Kent woman begins training for marathon sea swim

Bob Dale
BBC News, South East
REBEKAH KEFFORD Rebekah Kefford looks at the camera and smiles in a selfie. She is wearing a swimming costume with pink shoulder straps and a black swimming hat and black goggles on her forehead. She is standing on a beach.REBEKAH KEFFORD
Rebekah plans to tackle the challenge in August

A swimmer who plans to become the first woman to swim between two decommissioned World War Two forts and the Kent shore has begun cold water training.

Rebekah Kefford, from Birchington, plans to take on the eight mile (12.8km) challenge from the Red Sands forts in August, raising money for the spinal injury charity Aspire.

Dan Brown, from Whitstable, became the first person to swim from the forts to the Kent coast in August 2024, in a time of five hours and six minutes, according to Aspire.

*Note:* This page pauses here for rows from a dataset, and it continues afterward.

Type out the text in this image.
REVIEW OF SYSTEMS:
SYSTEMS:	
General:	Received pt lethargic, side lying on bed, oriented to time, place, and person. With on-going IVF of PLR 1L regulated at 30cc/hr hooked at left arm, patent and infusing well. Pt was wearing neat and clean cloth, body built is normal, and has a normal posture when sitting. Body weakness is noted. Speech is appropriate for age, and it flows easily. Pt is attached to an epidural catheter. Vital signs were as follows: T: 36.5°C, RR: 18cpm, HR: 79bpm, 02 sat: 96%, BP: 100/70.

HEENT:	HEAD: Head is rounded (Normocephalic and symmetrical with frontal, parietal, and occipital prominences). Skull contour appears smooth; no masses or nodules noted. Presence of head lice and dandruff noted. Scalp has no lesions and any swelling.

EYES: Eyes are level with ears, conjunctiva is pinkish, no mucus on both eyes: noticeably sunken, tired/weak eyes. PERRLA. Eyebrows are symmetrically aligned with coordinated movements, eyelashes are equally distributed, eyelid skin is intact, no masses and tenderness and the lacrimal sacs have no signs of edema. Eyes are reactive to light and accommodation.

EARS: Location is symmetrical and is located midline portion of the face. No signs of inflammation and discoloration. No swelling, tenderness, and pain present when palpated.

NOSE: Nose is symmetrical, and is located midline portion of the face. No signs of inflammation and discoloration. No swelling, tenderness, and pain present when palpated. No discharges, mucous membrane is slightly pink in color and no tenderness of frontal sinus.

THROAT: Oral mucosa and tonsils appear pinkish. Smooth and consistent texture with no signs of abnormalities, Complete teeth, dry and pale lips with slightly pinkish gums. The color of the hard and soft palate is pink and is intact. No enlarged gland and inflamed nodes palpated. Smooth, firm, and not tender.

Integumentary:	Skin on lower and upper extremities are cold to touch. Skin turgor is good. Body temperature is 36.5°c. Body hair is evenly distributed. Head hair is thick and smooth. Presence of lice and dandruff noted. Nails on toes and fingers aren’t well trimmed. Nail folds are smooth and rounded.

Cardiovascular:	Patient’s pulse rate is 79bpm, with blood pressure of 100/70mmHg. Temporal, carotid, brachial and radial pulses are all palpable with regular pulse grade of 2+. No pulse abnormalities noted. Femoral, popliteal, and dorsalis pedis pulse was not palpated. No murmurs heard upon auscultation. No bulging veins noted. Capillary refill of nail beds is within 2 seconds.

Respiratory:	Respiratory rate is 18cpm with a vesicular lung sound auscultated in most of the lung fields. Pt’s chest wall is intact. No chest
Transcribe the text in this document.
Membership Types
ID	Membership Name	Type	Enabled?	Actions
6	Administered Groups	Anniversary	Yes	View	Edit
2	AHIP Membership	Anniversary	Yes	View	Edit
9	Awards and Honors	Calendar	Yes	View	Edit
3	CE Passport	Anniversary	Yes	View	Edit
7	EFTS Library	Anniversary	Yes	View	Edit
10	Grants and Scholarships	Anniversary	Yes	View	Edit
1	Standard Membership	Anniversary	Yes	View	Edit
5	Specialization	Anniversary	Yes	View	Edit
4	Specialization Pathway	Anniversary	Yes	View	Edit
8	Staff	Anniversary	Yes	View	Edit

Having spent the winter building up her strength in an indoor pool, Rebekah is now taking to the sea.

"I'm up to about 45 to 50 minutes in the sea now, the temperature at the moment is about 10 degrees," she said.

"Those are going to increase as the time goes on, so I'll keep doing the pool swimming alongside the sea, and the sea will just build, it'll be one hour, then an hour and a half, two hours.

"I'll build myself up to a maximum of probably five, because we're estimating this will take me no more than six hours.

"I'm doing it without a wetsuit, it's Channel Swim rules, no wetsuit, so flotation device."

Rebekah Kefford walks out of the sea, wearing a red swimming cap and a union jack swimming costume, onto a shingle beach.
Rebekah has begun acclimatising to the cold sea temperatures

She said taking to the open water was "a shock to the system".

"You get brain freeze, you can feel your heart go, but once you break through that barrier within a few minutes you really start to feel an energy about yourself, this endorphin that just rushes round your body, it's absolutely amazing.

"You get a sense of being really in control, but then the cold will start to come in, you start to feel your hands go, your feet go.

"You need to listen to yourself and know when it's time to get out."